Neben dem 54 Jahre alten Marketingexperten des Sportbereichs wurde in Barcelona auch dessen Frau in Polizeigewahrsam genommen, wie die zuständigen Behörden auf Anfrage bestätigten. Konten des Ehepaares mit Einlagen von insgesamt 35 Millionen Euro seien zudem gesperrt worden, berichteten Medien unter Berufung auf die Polizei.

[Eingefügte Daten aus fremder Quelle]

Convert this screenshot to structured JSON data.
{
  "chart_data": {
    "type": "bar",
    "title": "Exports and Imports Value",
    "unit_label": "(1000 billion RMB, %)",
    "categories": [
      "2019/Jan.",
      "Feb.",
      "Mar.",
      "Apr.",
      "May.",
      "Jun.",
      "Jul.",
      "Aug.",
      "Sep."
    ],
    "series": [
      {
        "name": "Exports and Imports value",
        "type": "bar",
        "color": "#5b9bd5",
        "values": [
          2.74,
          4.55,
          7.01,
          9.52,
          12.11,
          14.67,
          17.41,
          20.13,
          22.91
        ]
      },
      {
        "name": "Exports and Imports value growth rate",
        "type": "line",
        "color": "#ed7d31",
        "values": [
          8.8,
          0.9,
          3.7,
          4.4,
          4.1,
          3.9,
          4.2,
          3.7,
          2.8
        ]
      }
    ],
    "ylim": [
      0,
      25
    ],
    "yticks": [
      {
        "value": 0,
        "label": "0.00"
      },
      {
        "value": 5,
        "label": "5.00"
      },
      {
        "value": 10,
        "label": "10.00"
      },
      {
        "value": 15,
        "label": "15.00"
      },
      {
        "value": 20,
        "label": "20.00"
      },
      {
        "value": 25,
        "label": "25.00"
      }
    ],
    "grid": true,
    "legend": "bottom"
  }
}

Rosell hatte bei Barça zwischen 2010 und 2014 das Sagen. Ihm wird nach Medienberichten vorgeworfen, eine Bande angeführt zu haben, die Einnahmen aus Bildrechten von Profis gewaschen und dafür Provisionen kassiert haben soll. Die Polizei habe im Rahmen der vom Ermittlungsrichter am Obersten Gericht angeordneten Aktion in Katalonien und Andorra auch Wohnungen und Büros durchsucht.

Es gehe unter anderem um Geschäfte, in die auch der frühere brasilianische Verbandsboss Ricardo Teixeira verwickelt sein soll und bei denen mehr als 15 Millionen Euro gewaschen worden sein sollen, schreibt "El Mundo" in der Onlineausgabe.

Gegen Rosell ermittelt die spanische Justiz auch in einem Verfahren gegen Barcelona-Star Neymar. In dem Fall geht es um Betrug beim Wechsel des Brasilianers vom FC Santos nach Barcelona im Sommer 2013. Neben Neymar und Rosell müssen hier auch die Eltern des 25 Jahre alten Stürmers, die beiden verwickelten Vereine sowie Barcelona-Clubboss Josep Bartomeu demnächst auf die Anklagebank.